In every civil as well as in every criminal contempt there necessarily inheres an affront to the dignity and a defiance of the power of the court and a liability to punishment therefor. The liability to punishment for an affront to the dignity of the court cannot, therefore, distinguish a civil from a criminal contempt, for it always exists in each. Yet every contempt is either a civil contempt or a criminal contempt. What, then, is the distinguishing characteristic, between them? It is the dominating object of the prosecution and the party chiefly interested therein. If the chief purpose of the proceeding for contempt is to enforce the rights and administer the remedies to which courts have adjudged or may adjudge a private party to be entitled, and if such a private party is the one chiefly interested in it, the proceeding is for a civil contempt. If the chief object of the prosecution, as in cases of misconduct in court, or of disobedience of a subpoena, is, by punishment of the offender, to preserve the power and vindicate the dignity of the court, and if the party chiefly interested in the prose*402cution is the government or the public, the proceeding is for a criminal contempt. Debs was sentenced to imprisonment for six months for a violation of a preliminary injunction in a suit in equity. Mr. Justice Brewer said of the proceeding against him and his associates for this contempt:

“The complaint made against them in this is of disobedience to an order of a civil court, made for the protection of property and the security of rights.” In re Debs, 158 U. S. 565, 594, 15 Sup.
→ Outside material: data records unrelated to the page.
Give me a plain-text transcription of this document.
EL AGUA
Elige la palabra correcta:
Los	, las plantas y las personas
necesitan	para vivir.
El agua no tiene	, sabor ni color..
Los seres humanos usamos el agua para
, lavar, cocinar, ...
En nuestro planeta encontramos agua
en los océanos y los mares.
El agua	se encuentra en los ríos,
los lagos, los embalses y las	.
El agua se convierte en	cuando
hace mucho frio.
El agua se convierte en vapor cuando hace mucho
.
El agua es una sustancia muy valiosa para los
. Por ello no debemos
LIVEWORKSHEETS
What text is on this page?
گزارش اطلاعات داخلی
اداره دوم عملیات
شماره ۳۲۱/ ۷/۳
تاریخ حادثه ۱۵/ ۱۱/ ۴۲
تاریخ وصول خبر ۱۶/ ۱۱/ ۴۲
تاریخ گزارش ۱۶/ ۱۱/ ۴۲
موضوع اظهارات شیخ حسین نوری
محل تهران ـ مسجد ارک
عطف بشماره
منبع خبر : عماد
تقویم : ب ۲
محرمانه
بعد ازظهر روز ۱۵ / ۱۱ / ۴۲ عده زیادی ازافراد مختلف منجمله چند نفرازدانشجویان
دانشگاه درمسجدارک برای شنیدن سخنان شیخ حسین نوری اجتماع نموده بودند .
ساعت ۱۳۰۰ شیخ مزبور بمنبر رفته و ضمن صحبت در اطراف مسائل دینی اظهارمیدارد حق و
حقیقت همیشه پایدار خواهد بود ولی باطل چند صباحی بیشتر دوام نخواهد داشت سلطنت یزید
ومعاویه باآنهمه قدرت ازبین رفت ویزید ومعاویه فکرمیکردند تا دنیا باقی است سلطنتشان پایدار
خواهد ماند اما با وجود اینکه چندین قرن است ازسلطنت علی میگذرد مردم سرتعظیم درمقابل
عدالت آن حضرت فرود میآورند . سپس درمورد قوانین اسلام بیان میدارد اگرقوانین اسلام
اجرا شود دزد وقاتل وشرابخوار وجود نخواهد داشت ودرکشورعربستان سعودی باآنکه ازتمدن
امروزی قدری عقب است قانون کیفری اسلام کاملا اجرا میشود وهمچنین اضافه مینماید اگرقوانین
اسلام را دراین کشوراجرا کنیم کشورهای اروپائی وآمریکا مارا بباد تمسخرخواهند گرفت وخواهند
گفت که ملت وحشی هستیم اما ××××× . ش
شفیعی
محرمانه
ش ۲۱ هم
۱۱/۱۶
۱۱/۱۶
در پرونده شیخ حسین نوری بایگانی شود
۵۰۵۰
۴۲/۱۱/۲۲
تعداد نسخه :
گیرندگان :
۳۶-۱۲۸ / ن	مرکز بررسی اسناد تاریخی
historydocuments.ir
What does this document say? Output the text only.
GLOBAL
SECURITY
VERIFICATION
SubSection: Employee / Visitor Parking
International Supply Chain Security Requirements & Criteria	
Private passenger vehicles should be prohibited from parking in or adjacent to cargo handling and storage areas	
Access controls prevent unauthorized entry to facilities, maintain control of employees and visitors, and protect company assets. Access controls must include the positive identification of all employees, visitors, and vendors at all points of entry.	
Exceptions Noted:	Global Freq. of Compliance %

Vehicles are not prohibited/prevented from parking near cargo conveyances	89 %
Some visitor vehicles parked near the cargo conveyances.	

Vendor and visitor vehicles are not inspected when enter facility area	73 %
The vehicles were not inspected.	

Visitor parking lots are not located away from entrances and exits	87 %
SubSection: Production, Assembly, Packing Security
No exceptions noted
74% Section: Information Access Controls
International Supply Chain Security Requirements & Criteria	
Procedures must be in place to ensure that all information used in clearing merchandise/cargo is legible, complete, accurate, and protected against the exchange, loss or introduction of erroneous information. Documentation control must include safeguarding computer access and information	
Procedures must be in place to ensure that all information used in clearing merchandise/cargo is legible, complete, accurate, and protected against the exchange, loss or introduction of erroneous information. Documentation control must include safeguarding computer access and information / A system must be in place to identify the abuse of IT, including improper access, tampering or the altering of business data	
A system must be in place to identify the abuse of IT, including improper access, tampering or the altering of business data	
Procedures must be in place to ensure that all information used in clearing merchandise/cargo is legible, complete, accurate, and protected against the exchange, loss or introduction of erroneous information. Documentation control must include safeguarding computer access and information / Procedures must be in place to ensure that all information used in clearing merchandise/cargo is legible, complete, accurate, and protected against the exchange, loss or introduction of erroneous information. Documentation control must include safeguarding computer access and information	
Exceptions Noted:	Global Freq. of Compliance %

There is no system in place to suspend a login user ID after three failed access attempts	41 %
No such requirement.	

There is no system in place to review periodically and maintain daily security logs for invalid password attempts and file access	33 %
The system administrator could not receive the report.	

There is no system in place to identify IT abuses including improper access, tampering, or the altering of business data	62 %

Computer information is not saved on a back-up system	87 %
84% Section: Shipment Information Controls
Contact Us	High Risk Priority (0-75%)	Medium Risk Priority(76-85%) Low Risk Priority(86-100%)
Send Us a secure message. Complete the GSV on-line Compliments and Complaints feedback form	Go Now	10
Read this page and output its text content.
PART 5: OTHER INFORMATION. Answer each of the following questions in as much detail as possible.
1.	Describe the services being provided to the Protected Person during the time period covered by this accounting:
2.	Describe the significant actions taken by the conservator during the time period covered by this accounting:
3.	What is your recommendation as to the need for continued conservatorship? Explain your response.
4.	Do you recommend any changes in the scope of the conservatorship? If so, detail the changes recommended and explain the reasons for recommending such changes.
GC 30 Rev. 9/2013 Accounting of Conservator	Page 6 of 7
Ct. 900, 39 L. Ed. 1092.
“In brief, a court, enforcing obedience to its orders by proceedings for contempt, is not executing the criminal laws of the land, but only securing, to suitors the rights which it has adjudged them entitled to.” 158 U. S. 596, 15 Sup. Ct. 911 (39 L. Ed. 1092).

And at 158 U. S. 599, 15 Sup. Ct. 912 (39 L. Ed. 1092), he said:

“That the proceeding by injunction is of a civil character, and may be enforced by proceedings in contempt, that such proceedings are not in execution of the criminal laws of the land.”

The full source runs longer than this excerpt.